Sadler only pitched eight innings with the 2020 Mariners, but immediately, something was different. His strikeout rate rocketed up to 28.5%, 10 points over his career high, while his walk rate fell. He came back in 2021 and continued to build on his strong start in Seattle, even while dealing with a shoulder impingement, finishing the season with a franchise record scoreless inning streak of 29 appearances (27.2 innings). He was one of the key parts of a lockdown Seattle bullpen that helped the team outperform their run differential by double digits. Perhaps harkening back to his cowboy days, the Triple-S Ranch of Sadler-Sewald-Steckenrider were the nastiest gunslingers in the AL West, if not household names.

Now, that shoulder injury has come back with a vengeance, requiring surgery and for Sadler to go on the shelf for an unspecified amount of time. Nothing gold can stay.

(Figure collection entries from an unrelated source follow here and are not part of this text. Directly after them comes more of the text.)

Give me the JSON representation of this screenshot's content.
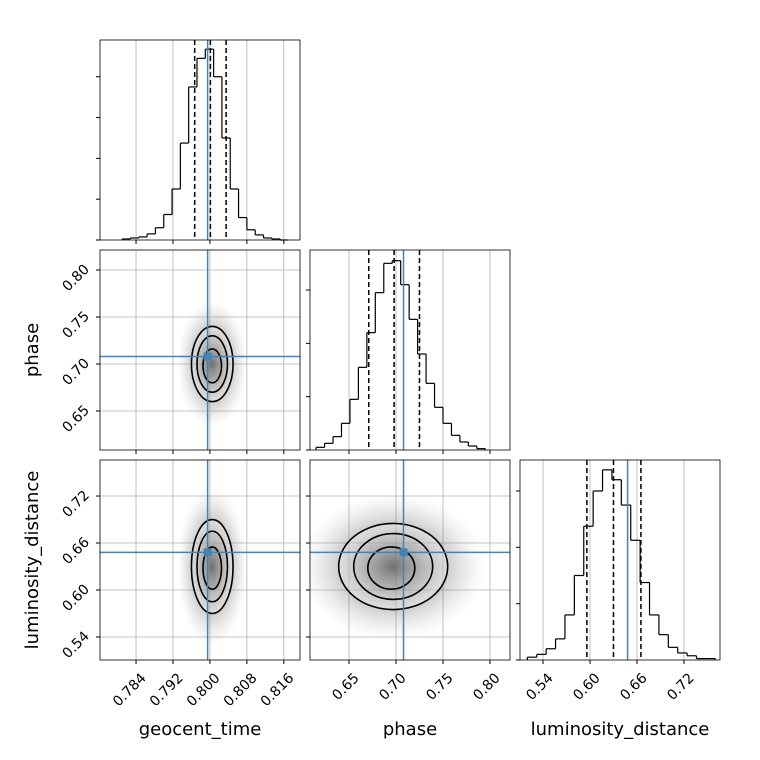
{
  "chart_data": {
    "type": "corner",
    "truth_color": "#4682b4",
    "hist_color": "#000000",
    "grid": true,
    "parameters": [
      {
        "name": "geocent_time",
        "lim": [
          0.7762,
          0.8195
        ],
        "ticks": [
          0.784,
          0.792,
          {
            "value": 0.8,
            "label": "0.800"
          },
          0.808,
          0.816
        ],
        "truth": 0.7995,
        "quantiles": [
          0.7967,
          0.8001,
          0.8035
        ],
        "bins": [
          0.781,
          0.7828,
          0.7846,
          0.7864,
          0.7882,
          0.79,
          0.7918,
          0.7936,
          0.7954,
          0.7972,
          0.799,
          0.8008,
          0.8026,
          0.8044,
          0.8062,
          0.808,
          0.8098,
          0.8116,
          0.8134,
          0.8152,
          0.817
        ],
        "counts": [
          1,
          2,
          3,
          6,
          12,
          25,
          50,
          95,
          150,
          178,
          187,
          160,
          100,
          50,
          22,
          10,
          5,
          2,
          1,
          0
        ],
        "hist_ylim": [
          0,
          196
        ],
        "hist_yticks": [
          0,
          40,
          80,
          120,
          160
        ]
      },
      {
        "name": "phase",
        "lim": [
          0.6085,
          0.8213
        ],
        "ticks": [
          0.65,
          {
            "value": 0.7,
            "label": "0.70"
          },
          0.75,
          {
            "value": 0.8,
            "label": "0.80"
          }
        ],
        "truth": 0.708,
        "quantiles": [
          0.671,
          0.698,
          0.725
        ],
        "bins": [
          0.615,
          0.624,
          0.633,
          0.642,
          0.651,
          0.66,
          0.669,
          0.678,
          0.687,
          0.696,
          0.705,
          0.714,
          0.723,
          0.732,
          0.741,
          0.75,
          0.759,
          0.768,
          0.777,
          0.786,
          0.795
        ],
        "counts": [
          2,
          5,
          10,
          20,
          38,
          62,
          88,
          118,
          140,
          142,
          124,
          98,
          72,
          50,
          32,
          20,
          11,
          6,
          3,
          1
        ],
        "hist_ylim": [
          0,
          150
        ],
        "hist_yticks": [
          0,
          40,
          80,
          120
        ]
      },
      {
        "name": "luminosity_distance",
        "lim": [
          0.5106,
          0.766
        ],
        "ticks": [
          0.54,
          {
            "value": 0.6,
            "label": "0.60"
          },
          0.66,
          0.72
        ],
        "truth": 0.648,
        "quantiles": [
          0.596,
          0.63,
          0.665
        ],
        "bins": [
          0.52,
          0.532,
          0.544,
          0.556,
          0.568,
          0.58,
          0.592,
          0.604,
          0.616,
          0.628,
          0.64,
          0.652,
          0.664,
          0.676,
          0.688,
          0.7,
          0.712,
          0.724,
          0.736,
          0.748,
          0.76
        ],
        "counts": [
          2,
          4,
          8,
          15,
          32,
          60,
          95,
          120,
          135,
          128,
          110,
          85,
          55,
          32,
          18,
          9,
          5,
          3,
          1,
          1
        ],
        "hist_ylim": [
          0,
          142
        ],
        "hist_yticks": [
          0,
          40,
          80,
          120
        ]
      }
    ],
    "pairs": [
      {
        "x": 0,
        "y": 1,
        "contours": [
          {
            "cx": 0.8005,
            "cy": 0.7,
            "rx": 0.0045,
            "ry": 0.04
          },
          {
            "cx": 0.8005,
            "cy": 0.7,
            "rx": 0.0033,
            "ry": 0.03
          },
          {
            "cx": 0.8005,
            "cy": 0.698,
            "rx": 0.002,
            "ry": 0.018
          }
        ]
      },
      {
        "x": 0,
        "y": 2,
        "contours": [
          {
            "cx": 0.8005,
            "cy": 0.63,
            "rx": 0.0045,
            "ry": 0.06
          },
          {
            "cx": 0.8005,
            "cy": 0.63,
            "rx": 0.0033,
            "ry": 0.045
          },
          {
            "cx": 0.8005,
            "cy": 0.628,
            "rx": 0.002,
            "ry": 0.027
          }
        ]
      },
      {
        "x": 1,
        "y": 2,
        "contours": [
          {
            "cx": 0.697,
            "cy": 0.63,
            "rx": 0.058,
            "ry": 0.055
          },
          {
            "cx": 0.697,
            "cy": 0.63,
            "rx": 0.042,
            "ry": 0.042
          },
          {
            "cx": 0.695,
            "cy": 0.628,
            "rx": 0.025,
            "ry": 0.027
          }
        ]
      }
    ]
  }
}
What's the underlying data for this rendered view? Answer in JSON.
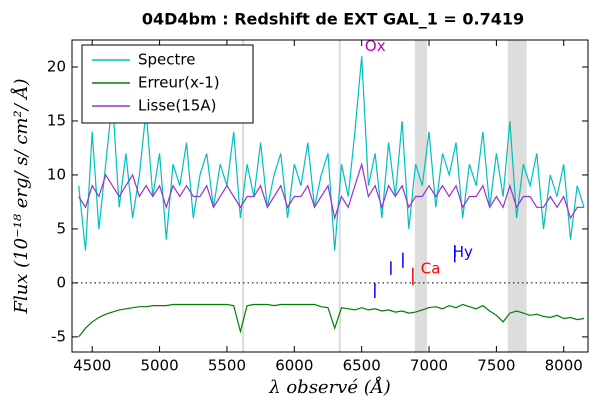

Sadler is open about his struggles fighting his way up through the minors. On Twitter, he acknowledges that he was fortunate to be supported by his wife Marin, who worked three jobs to help him build his big-league dream while he worked at a supplement store to help cover costs, and that they were lucky to get family help to buy a foreclosed home in Florida to start climbing the property ladder, and still had to be on food assistance. (He also tells a true minor-league-grinder story about feeling fortunate to pick up a mattress someone in Charleston, WV was throwing out to sleep on so he didn’t have to sleep on an air mattress.)

For some people, struggling hardens them; it makes them see goodness as something in short supply, something fleeting, falling quickly; a happiness that has to be grasped at tightly before it goes away. That’s the lesson of “Nothing Gold Can Stay”: enjoy it while it’s here, because everything dies, decays, darkens. So often, an early deficit in something—attention, affection, praise, a feeling of success—causes us to grasp after it for our whole lives. Summer will never be long nor warm enough, happiness will never last long enough, the corner office will never be big enough; nothing will ever be enough to fill the hole in our hearts where hunger once lived.

But instead of grasping tightly to what is his, fearing it will disappear, bemoaning it before it’s gone, Casey Sadler invites all people in to share in his bounty, however much it may be, however long it lasts. He spreads awareness about cystic fibrosis, a disease that affects someone in his life, even asking James Paxton for permission to wear 65 when he first joined the team (“cystic fibrosis” sounds like “65 roses,” a motif used by supporters of the fight against the disease). He advocates for equality everywhere, and for wage equality in his sport, for those coming up behind him, even though he doesn’t know them. Every year, he puts a Starbucks gift card online and invites people to have a coffee on him, to use it up until it’s gone, which in turn inspires people to commit their own acts of generosity, to pay it forward as he did. During the owners’ lockout, Sadler volunteered his time with a local high school baseball team. And after finally making it to Spring Training only to receive the most crushing diagnosis, he offered up his two weeks’ worth of groceries to minor leaguers who might otherwise struggle to buy food.

Where others might see darkness, Sadler sees light; where others might see emptiness, he sees abundance, and he approaches life with a generosity of spirit that both celebrates the good things that have come, and trusts there will be more good things to come. It’s a life approach Robert Frost could have learned from. It’s something we all could learn from.